La cantante, en una de sus últimas imágenes promocionales

La cantante de jazz, compositora y productora norteamericana falleció el día 1 de septiembre a los 70 años, según un comunicado de su empresa de management. La recordamos con la crítica de uno de sus últimos álbumes, Another Country.

Todo es relativo: lo que para unos es un avance, para otros es un claro retroceso.
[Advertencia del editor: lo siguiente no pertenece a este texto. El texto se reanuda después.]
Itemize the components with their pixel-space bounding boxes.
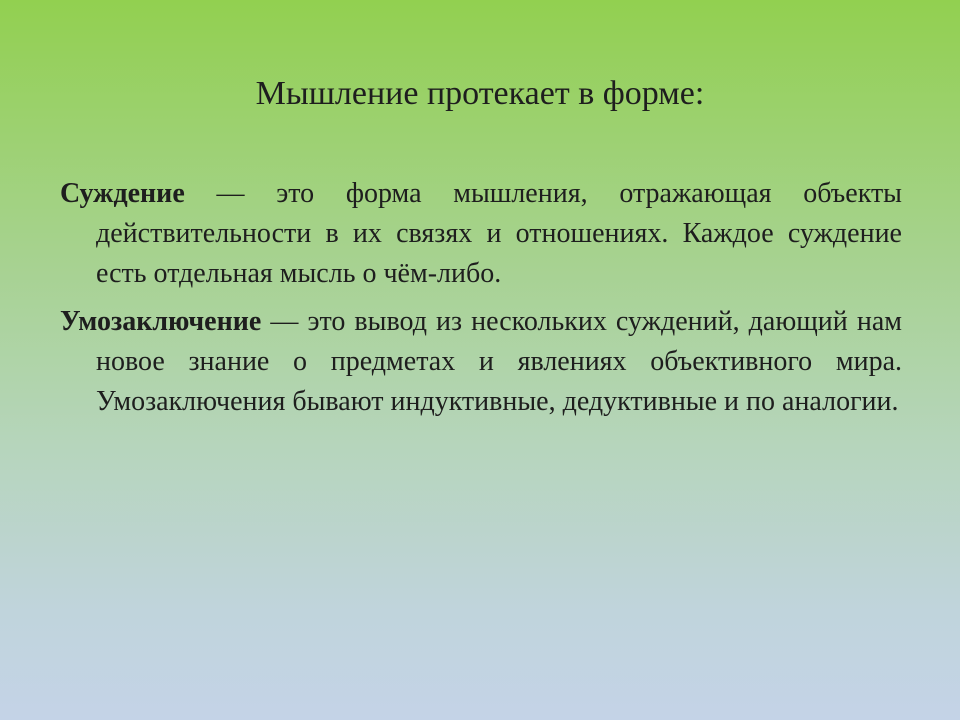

Tomemos por ejemplo Another Country (2012), el penúltimo álbum de Cassandra Wilson (1955-2026): según su sello abría una nueva dirección en su carrera. 

Pero si consideramos que anteriormente fue vocalista del experimental M-Base Collective, que se adentró en la obra de Miles Davis (Traveling Miles, 1999) y que se sumergió en las raíces norteamericanas (Belly of the Sun, 2002), resultó un paso atrás.

Another Country era básicamente el fruto de la colaboración entre Cassandra y el productor y guitarrista de jazz italiano Fabrizio Sotti, con quien ya trabajó en Glamoured (2003). 

Portada del álbum

Las canciones fueron compuestas por ambos en la casa de la cantante en Nueva Orleans, y después se grabaron en Florencia, con una banda reducida que incluía a Mino Cinelu y Lekan Babalola a la percusión, Julien Labro al acordeón y Nicola Sorato al bajo.

Con Wilson a la voz, difícilmente podía hacerse un mal disco, y aquí había un puñado de temas de sofisticado y carnoso jazz-blues (Red Guitar, No More Blues) con un sonido centrado en la virtuosa guitarra de Sotti. 

También encontrábamos agradables incursiones en la bossa nova (Almost Twelve, scat vocal incluido), aires latinos (Passion) y cánticos africanos (Olomuroro, con el coro del New Orleans Center For Creative Arts). 

Pero luego estaba esa innecesaria lectura de O sole mio en una doble versión: la cercana al Fragile de Sting —que, por cierto, Wilson adaptó en el citado Glamoured— y la más funk en el bonus track.

Muy bonito, muy profesional y todo lo que quieras, pero Another Country no dejaba de ser un álbum para poner de fondo en una coctelería fina, de esos que quedan apagados por las voces de la clientela. Es una lástima para una vocalista con tanto talento como Cassandra, pero es así.